Visualize and Clean SKU Sales Data for Outliers
Company: Boston Consulting Group
Role: Data Scientist
Category: Data Manipulation (SQL/Python)
Difficulty: Medium
Interview Round: Technical Screen
sales_data
+------------+--------+-----------+----------+------------+---------+
| date | sku_id | unit_sold | revenue | promo_flag | store_id|
+------------+--------+-----------+----------+------------+---------+
| 2023-01-01 | A123 | 120 | 2400.00 | 1 | S01 |
| 2023-01-02 | A123 | 80 | 1600.00 | 0 | S01 |
| 2023-01-01 | B456 | 200 | 3000.00 | 1 | S02 |
| 2023-01-02 | B456 | 50 | 750.00 | 0 | S02 |
##### Scenario
Codesignal live-coding: analyst receives raw daily SKU sales data and must explore it visually while cleaning extreme values.
##### Question
Using Python (pandas, matplotlib/seaborn), draw a histogram of daily revenue per SKU and identify outliers with the IQR or Z-score method.

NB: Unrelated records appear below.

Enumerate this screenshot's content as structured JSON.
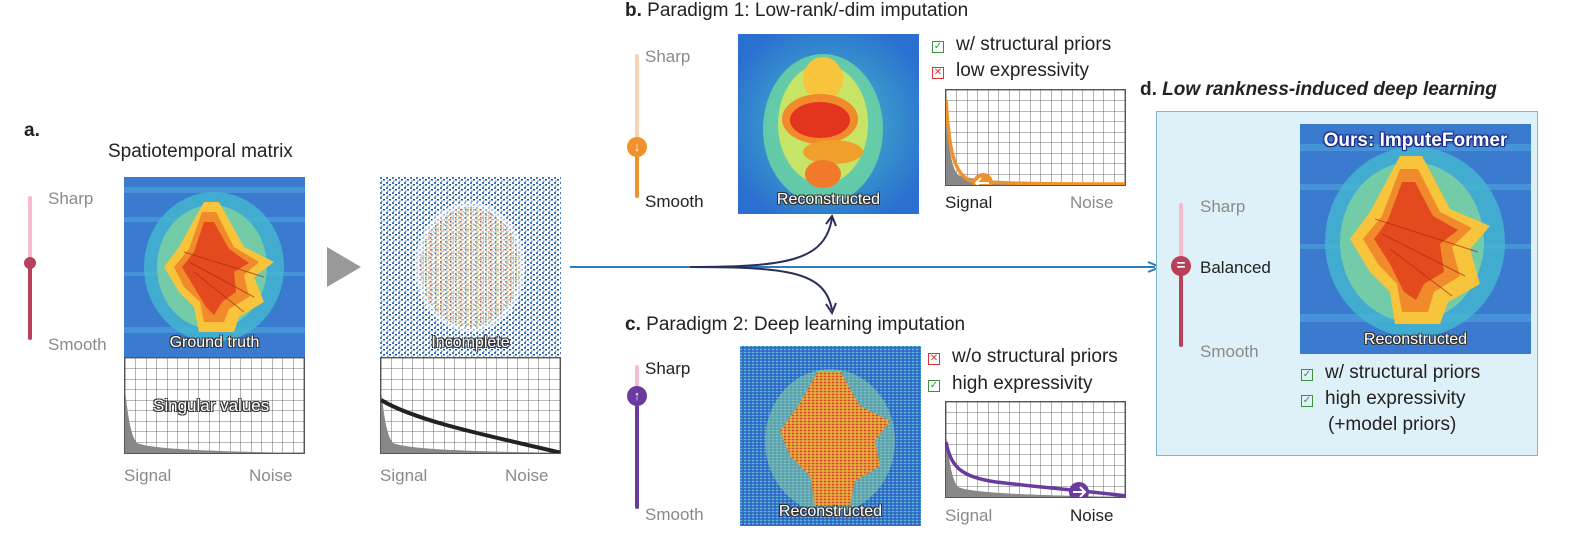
{
  "panel_a": {
    "letter": "a.",
    "title": "Spatiotemporal matrix",
    "slider_top": "Sharp",
    "slider_bottom": "Smooth",
    "gt_label": "Ground truth",
    "incomplete_label": "Incomplete",
    "sv_label": "Singular values",
    "signal": "Signal",
    "noise": "Noise",
    "signal2": "Signal",
    "noise2": "Noise"
  },
  "panel_b": {
    "letter": "b.",
    "title": "Paradigm 1: Low-rank/-dim imputation",
    "slider_top": "Sharp",
    "slider_bottom": "Smooth",
    "recon_label": "Reconstructed",
    "check1": "w/ structural priors",
    "check2": "low expressivity",
    "signal": "Signal",
    "noise": "Noise"
  },
  "panel_c": {
    "letter": "c.",
    "title": "Paradigm 2: Deep learning imputation",
    "slider_top": "Sharp",
    "slider_bottom": "Smooth",
    "recon_label": "Reconstructed",
    "check1": "w/o structural priors",
    "check2": "high expressivity",
    "signal": "Signal",
    "noise": "Noise"
  },
  "panel_d": {
    "letter": "d.",
    "title": "Low rankness-induced deep learning",
    "slider_top": "Sharp",
    "slider_mid": "Balanced",
    "slider_bottom": "Smooth",
    "ours_label": "Ours: ImputeFormer",
    "recon_label": "Reconstructed",
    "check1": "w/ structural priors",
    "check2": "high expressivity",
    "check3": "(+model priors)"
  },
  "colors": {
    "smooth_slider": "#b8405a",
    "sharp_slider": "#f5bccb",
    "orange": "#f0922b",
    "purple": "#6b3a9e",
    "arrow": "#2f7bbf",
    "panel_bg": "#dff1f8"
  }
}
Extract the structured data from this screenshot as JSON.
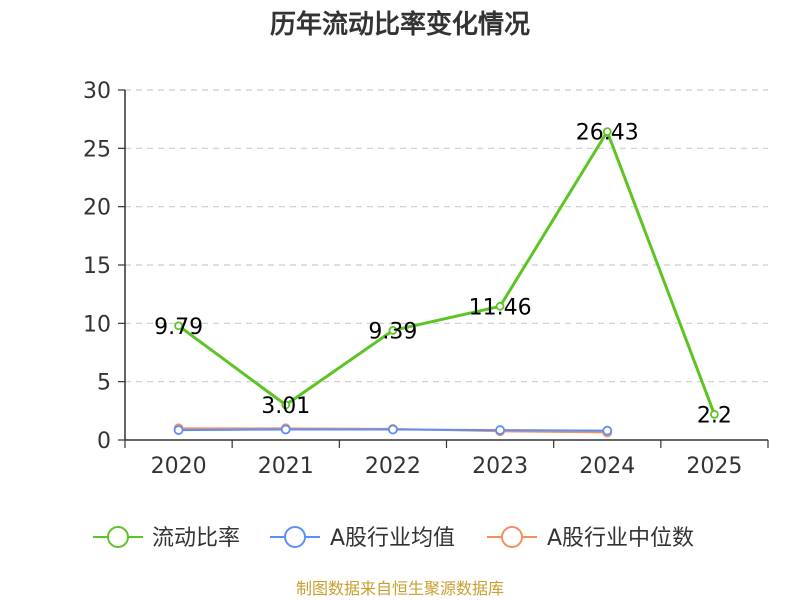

Remove the detected outliers and re-plot the cleaned distribution.
##### Hints
Focus on reproducible pandas pipeline: load → aggregate → detect outliers → filter → visualize before/after.
Quick Answer: This question evaluates data manipulation and exploratory data analysis skills, including aggregation, outlier detection (IQR/Z-score) and visualization using Python libraries such as pandas and matplotlib/seaborn.